BMW has bought the tuning company Alpina after almost 60 years of collaboration between the two Bavarian firms.
Despite being involved with BMW since the 1960s and manufacturing cars based on BMW products since the 1970s, Alpina has until now been a separate entity, building cars which act as a sort of halfway point between standard BMW and MINI models and those more hardcore cars from the company's M Division.
The deal between the two companies will, according to BMW "bring greater diversity to its own luxury car range," possibly hinting at the future prospect of seeing Alpina-branded models in BMW showrooms.
Little is due to change between BMW and Alpina in the short term with the smaller firm continuing to cosmetically and mechanically modify pre-assembled models from BMW's production lines at its own facility at Buchloe near Munich until the expiry at the end of 2025 of an existing agreement between the two companies.
With a diversifying product line-up, increased electrification by BMW as well as myriad regulatory hurdles in the area of emissions, software and driver assistance, the acquisition will also avoid a relatively small company such as Alpina having to make unfeasible investments to keep up with the pace of change.
"The automotive industry is in the midst of a far-reaching transformation towards sustainable mobility. For that reason, existing business models need to be re-examined on a regular basis," said Pieter Nota, a member of BMW's Board of Management.

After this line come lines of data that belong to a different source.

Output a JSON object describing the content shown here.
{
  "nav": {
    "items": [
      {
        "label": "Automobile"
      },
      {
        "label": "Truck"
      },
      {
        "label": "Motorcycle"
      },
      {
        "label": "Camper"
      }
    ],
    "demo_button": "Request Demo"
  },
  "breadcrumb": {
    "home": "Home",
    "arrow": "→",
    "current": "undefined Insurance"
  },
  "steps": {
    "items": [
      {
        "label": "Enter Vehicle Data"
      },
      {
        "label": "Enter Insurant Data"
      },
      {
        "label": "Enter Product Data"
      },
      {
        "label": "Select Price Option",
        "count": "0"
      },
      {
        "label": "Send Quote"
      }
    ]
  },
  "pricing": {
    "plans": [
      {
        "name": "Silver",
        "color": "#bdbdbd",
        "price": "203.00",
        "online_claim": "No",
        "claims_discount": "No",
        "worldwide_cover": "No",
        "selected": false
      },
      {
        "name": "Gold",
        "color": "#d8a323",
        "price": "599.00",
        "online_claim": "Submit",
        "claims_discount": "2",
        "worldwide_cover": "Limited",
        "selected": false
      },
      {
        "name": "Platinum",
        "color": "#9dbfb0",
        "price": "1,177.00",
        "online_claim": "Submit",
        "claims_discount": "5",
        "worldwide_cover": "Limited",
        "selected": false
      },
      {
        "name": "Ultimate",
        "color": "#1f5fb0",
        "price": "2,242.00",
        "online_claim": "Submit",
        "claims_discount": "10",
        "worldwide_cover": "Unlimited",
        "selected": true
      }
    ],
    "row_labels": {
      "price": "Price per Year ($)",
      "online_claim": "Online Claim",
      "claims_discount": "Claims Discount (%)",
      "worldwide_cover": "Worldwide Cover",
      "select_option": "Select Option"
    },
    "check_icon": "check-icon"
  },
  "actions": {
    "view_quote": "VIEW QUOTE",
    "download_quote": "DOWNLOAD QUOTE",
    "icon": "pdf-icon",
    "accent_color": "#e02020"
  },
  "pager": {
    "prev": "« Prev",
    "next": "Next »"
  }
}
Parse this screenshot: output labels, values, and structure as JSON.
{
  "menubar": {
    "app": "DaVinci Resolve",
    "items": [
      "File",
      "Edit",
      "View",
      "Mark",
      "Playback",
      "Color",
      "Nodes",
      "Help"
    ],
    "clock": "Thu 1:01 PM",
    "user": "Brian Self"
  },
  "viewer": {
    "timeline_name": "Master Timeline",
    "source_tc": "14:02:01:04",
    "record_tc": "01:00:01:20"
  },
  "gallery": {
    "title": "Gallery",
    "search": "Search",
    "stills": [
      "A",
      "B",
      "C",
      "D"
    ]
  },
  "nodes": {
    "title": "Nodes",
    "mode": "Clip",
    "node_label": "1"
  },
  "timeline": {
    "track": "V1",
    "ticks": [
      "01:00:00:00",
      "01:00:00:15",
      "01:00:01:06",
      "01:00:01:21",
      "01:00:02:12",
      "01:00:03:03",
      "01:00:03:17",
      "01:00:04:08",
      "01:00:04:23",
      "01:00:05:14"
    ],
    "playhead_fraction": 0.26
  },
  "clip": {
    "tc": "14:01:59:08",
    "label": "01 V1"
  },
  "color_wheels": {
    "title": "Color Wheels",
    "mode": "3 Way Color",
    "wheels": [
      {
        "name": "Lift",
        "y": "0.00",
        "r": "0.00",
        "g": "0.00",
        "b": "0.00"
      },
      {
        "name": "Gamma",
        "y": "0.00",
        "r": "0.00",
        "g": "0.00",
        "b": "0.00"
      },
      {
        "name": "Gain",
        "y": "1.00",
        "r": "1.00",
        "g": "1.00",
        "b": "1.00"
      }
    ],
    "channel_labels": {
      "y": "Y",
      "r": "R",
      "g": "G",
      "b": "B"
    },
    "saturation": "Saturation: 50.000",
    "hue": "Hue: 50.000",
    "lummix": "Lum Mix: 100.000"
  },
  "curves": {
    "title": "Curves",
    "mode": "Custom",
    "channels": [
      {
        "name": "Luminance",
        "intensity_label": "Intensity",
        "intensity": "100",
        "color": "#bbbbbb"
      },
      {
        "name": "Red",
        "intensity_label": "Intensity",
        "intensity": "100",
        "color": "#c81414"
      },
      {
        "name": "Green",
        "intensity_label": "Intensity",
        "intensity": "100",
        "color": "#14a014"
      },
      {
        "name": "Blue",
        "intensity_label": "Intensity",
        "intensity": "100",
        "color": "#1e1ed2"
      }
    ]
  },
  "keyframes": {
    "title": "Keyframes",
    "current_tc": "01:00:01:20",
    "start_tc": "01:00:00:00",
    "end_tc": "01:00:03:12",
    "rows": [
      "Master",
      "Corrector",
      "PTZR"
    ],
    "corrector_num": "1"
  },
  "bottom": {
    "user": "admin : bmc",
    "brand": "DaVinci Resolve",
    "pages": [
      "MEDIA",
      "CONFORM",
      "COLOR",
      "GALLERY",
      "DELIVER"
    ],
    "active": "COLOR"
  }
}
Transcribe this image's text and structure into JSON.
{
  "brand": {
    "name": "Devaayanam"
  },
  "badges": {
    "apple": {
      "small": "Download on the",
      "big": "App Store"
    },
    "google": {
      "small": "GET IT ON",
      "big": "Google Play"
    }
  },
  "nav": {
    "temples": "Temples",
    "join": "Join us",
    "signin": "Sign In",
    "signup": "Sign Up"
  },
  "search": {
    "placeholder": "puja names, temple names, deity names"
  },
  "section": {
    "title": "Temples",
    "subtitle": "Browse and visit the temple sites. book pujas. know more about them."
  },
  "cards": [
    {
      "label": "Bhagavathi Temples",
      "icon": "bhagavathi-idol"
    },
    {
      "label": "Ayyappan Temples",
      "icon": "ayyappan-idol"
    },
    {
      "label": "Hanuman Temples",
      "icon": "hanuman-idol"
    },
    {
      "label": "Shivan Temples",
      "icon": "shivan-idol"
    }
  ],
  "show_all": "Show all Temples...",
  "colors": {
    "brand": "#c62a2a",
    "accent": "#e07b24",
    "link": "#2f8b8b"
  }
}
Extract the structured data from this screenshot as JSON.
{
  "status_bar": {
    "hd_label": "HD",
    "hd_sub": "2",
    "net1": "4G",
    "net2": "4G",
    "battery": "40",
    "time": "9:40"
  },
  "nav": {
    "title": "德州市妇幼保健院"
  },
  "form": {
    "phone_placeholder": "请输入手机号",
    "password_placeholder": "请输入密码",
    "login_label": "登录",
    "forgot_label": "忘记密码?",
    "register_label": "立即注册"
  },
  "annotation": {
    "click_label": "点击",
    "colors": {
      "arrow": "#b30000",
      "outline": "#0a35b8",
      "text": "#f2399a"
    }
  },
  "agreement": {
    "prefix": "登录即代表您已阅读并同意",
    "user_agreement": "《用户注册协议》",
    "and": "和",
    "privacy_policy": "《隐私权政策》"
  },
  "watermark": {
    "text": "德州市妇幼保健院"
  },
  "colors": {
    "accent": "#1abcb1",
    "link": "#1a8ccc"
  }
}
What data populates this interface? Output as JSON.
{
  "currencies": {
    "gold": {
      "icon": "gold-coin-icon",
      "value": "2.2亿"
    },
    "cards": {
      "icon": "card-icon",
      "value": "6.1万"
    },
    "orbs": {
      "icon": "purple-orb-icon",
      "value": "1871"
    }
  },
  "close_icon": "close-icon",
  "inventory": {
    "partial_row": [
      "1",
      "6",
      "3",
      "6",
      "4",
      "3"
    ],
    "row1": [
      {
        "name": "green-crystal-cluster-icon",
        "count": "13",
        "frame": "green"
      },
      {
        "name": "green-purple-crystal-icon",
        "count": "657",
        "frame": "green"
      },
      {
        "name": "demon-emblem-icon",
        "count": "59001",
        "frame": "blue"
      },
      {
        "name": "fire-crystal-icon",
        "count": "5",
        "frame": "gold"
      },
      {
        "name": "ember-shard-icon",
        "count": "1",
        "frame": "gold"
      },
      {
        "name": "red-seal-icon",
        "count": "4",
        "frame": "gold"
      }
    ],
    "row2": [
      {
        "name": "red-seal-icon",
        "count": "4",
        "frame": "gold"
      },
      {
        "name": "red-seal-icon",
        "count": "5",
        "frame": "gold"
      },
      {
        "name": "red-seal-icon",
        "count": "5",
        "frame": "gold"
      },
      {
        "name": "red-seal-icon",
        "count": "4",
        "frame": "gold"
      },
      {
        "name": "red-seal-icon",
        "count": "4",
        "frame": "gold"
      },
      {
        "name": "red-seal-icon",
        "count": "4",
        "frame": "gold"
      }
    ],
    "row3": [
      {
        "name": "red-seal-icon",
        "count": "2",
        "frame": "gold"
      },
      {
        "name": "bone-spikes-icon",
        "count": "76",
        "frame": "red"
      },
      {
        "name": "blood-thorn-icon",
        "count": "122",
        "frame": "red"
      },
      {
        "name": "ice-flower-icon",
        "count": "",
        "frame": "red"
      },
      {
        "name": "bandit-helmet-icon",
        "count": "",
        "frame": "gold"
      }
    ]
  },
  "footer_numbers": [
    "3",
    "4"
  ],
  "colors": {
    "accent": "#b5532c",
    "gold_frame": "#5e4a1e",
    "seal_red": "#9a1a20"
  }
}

"For over fifty years," he said, "the Buchloe firm has demonstrated how to deliver top-quality car cachet through meticulous attention to detail. The BMW Group is also driven by this same passion for cars that capture the imagination. That is why we are now embarking on a new chapter in our long-standing partnership. Acquiring the trademark rights will allow us to shape the long-term course of this brand steeped in tradition. We are delighted to welcome the Alpina brand to the BMW family."
Potential job losses
While the service, parts and accessories side of the business will continue as is in the long term, the cessation of production in 2025 will "have implications for existing jobs at the Buchloe site". Alpina currently employs around 300 people and BMW has said that it will offer those set to lose their jobs in 2025 other positions within the BMW Group and with the company's suppliers and development partners.
According to Florian Bovensiepen, a co-manager at the family firm and son of Alpina's founder Burkard Bovensiepen:
"Without our creative, highly capable, and loyal employees, Alpina's success story would not have been possible. We are relying on the strength of our company, our team, and our families to pivot at the right time. At the same time, we acknowledge, with the BMW Group, our social responsibility towards our workforce and will do our best to cushion the potential impact resulting from this reorganisation."
Neither party has disclosed any financial details of the deal which is still pending regulatory approval, and BMW has said that it will not take any shares in Alpina. 2021 was Alpina's most successful year to date with 2,000 cars sold globally.